2:00 p.m. Lunch Break
My lunch breaks are usually coffee breaks — an opportunity to make the best cappuccino ever. But I’ll need to reschedule that delicious treat for later, because today I’m having an hourlong lunch break with my girlfriend. I love to spend my lunchtime with my girlfriend, and it’s actually a key component to my work. I deeply enjoy that hour of sharing a meal and clearing my head. It helps me gain a fresh perspective and discover new questions or solutions to old data or code bugs.
3:30 p.m. Back to Work
Time to prepare for the weekly standup where we discuss progress and setbacks, the models and engines results, and some of the new ideas and solutions already in our road map. (And sometimes even chat about that new blog article I wrote!) This week, the new initiative the team’s working on is Domain Classification and Topic Modeling. The latest experiments with ELMo and BERT have shown amazing results for English and Spanish, and all the tests conducted for one of our clients show promising results. The next stage will be to redirect the Domain Classifier to build the new dataset for the client. This will set us up to build the custom-specific engine desired, which we expect to outperform any translator from any other company when dealing with our client data.
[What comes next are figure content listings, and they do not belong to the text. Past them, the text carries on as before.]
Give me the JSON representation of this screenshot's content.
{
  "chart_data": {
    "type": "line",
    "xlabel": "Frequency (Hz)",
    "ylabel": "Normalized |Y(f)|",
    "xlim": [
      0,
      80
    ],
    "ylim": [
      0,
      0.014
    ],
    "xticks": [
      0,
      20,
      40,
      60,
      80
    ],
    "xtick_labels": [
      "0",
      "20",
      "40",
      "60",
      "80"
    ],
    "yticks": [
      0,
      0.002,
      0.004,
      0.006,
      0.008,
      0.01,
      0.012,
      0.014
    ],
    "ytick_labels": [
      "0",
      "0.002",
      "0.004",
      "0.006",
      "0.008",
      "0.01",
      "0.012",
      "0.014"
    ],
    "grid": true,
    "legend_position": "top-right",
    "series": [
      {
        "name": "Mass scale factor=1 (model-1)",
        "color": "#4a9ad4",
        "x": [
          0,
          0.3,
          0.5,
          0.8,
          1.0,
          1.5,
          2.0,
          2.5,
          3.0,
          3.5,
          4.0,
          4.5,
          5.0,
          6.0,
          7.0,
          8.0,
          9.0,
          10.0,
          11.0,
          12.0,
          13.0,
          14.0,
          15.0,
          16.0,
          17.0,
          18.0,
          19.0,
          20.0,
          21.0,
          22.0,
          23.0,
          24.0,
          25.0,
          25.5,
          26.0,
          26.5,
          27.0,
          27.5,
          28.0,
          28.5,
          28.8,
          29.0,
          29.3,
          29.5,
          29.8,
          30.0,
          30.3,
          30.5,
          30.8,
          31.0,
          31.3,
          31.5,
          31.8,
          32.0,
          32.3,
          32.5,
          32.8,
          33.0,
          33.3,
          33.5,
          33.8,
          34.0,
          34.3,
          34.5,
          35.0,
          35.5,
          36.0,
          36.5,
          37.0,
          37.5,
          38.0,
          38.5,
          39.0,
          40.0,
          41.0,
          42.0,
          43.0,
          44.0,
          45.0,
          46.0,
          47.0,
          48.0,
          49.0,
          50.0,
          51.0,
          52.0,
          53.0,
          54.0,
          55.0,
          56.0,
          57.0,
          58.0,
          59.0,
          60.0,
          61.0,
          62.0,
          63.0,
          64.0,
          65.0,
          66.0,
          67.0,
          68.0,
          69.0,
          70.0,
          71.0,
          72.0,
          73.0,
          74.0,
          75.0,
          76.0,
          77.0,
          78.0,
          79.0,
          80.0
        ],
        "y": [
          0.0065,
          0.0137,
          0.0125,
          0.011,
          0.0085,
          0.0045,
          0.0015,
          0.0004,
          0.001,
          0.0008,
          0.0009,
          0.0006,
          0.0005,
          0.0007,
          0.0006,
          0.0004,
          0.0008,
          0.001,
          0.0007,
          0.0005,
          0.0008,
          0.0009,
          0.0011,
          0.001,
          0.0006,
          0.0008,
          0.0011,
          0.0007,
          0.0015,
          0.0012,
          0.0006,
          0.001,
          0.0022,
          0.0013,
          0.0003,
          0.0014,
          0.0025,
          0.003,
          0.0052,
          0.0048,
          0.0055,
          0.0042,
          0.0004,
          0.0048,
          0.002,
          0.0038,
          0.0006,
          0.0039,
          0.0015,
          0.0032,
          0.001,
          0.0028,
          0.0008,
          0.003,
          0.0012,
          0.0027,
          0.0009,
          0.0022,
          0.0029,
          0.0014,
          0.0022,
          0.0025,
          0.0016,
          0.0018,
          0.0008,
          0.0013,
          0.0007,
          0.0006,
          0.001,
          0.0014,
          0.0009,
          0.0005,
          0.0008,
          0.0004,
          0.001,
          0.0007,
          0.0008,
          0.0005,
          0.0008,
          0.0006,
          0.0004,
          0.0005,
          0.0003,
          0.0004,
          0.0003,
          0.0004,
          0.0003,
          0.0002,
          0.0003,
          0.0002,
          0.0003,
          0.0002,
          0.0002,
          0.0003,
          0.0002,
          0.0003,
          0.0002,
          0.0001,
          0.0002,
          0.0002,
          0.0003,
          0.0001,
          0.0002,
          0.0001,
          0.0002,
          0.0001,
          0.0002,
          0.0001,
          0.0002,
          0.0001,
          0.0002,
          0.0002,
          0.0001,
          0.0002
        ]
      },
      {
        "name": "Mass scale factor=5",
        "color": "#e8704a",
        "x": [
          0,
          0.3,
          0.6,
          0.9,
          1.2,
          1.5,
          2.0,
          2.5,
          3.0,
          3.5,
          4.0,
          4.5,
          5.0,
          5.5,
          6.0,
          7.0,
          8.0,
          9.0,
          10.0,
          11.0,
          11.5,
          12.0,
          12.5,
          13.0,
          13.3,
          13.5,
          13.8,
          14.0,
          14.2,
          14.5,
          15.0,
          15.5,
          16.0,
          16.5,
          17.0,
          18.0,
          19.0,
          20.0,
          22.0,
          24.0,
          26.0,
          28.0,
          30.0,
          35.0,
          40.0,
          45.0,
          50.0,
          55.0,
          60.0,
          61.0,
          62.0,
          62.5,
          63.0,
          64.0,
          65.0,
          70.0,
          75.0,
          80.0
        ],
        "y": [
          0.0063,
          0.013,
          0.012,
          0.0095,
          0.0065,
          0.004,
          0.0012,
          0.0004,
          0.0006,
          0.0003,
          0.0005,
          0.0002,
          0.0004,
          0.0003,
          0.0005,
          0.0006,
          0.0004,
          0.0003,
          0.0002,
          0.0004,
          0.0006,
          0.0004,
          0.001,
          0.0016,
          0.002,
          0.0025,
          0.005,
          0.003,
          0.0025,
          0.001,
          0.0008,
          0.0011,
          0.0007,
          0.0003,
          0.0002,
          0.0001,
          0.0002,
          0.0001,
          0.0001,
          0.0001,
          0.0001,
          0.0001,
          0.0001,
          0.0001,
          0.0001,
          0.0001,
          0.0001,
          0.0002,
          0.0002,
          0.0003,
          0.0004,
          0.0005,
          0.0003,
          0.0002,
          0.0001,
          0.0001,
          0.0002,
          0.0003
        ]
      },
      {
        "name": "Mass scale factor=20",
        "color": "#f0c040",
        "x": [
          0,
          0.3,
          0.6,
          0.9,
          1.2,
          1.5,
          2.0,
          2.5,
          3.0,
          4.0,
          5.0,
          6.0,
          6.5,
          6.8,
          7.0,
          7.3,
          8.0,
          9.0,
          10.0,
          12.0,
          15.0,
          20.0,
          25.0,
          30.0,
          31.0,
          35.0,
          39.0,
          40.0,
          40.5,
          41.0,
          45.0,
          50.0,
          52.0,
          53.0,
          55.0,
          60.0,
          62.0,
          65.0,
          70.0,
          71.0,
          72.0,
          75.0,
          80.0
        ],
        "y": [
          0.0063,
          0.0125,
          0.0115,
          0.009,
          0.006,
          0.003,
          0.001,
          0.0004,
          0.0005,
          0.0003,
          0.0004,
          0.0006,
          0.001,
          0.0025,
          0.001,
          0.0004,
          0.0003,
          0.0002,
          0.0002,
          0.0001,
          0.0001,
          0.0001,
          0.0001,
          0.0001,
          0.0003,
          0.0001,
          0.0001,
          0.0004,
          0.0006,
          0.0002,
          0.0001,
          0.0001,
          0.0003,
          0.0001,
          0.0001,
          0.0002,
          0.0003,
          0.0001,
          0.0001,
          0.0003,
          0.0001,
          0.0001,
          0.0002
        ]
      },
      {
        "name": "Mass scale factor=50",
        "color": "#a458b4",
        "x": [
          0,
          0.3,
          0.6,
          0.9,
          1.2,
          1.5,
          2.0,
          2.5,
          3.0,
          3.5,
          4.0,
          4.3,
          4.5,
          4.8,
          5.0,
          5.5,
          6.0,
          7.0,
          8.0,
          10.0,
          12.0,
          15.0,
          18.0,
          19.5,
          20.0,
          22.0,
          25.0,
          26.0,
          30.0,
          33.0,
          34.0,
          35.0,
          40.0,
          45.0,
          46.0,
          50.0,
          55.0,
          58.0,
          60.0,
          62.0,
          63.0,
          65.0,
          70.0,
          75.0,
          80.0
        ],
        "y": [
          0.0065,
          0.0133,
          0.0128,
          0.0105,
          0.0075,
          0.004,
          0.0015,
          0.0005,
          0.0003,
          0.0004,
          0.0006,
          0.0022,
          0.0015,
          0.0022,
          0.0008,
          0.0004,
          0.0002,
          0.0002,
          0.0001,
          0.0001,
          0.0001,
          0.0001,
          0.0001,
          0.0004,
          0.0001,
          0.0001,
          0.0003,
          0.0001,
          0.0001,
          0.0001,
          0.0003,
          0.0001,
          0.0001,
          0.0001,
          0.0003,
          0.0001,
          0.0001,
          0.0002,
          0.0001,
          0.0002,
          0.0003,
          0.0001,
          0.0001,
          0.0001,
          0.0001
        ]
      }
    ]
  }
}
The meeting turns out to be very productive, and we agree to start the custom engine next week, applying all our previous knowledge for dealing with the languages related to this client. The roadmap is now clearer and some engines are already starting to pop up in my mind with architecture prototypes according to languages.
At this stage, nearly three hours of training later, I can start testing the scripts controlling the training process, as well as following the loss function and how the model is starting to fit to the training data. But that will have to wait because a new task lands in my lap — preparing the pipeline of the Domain Classification project. This will involve inputting data in various formats from the client and creating the new neural machine translation (NMT) engine with cleaned and domain-adapted content ready to go to a new AWS instance.
As the evening lights turn on, I decide to finally catch up with that postponed cappuccino and call it a day. My big take-aways for the day were how happy I was after testing a new architecture and seeing the model progressing nicely into the seventh epoch while the loss function improved steadily. And I was thrilled to see that after two hours of hard work, the preprocessing pipeline for Domain Classification was already forming itself for this new and very exciting project.
Because my work is flexible and I take courses on NLP and data science, I have a tendency to work a few more hours late at night and start a bit later the next day. This time, I’m enjoying a lot of the new NLP specialization on Coursera from deeplearning.ai. I’ve found that two late-night hours are the equivalent of four or more daytime hours with the occasional email check. My nights are often my chance to get caught up or even ahead of where I want to be.
The last thing I do is check my to-do list for the next day, ordering by priority and looking for things missed during the day. That way, the next morning I’m ready to start fresh with my plan at hand (even if an unexpected email changes that plan!).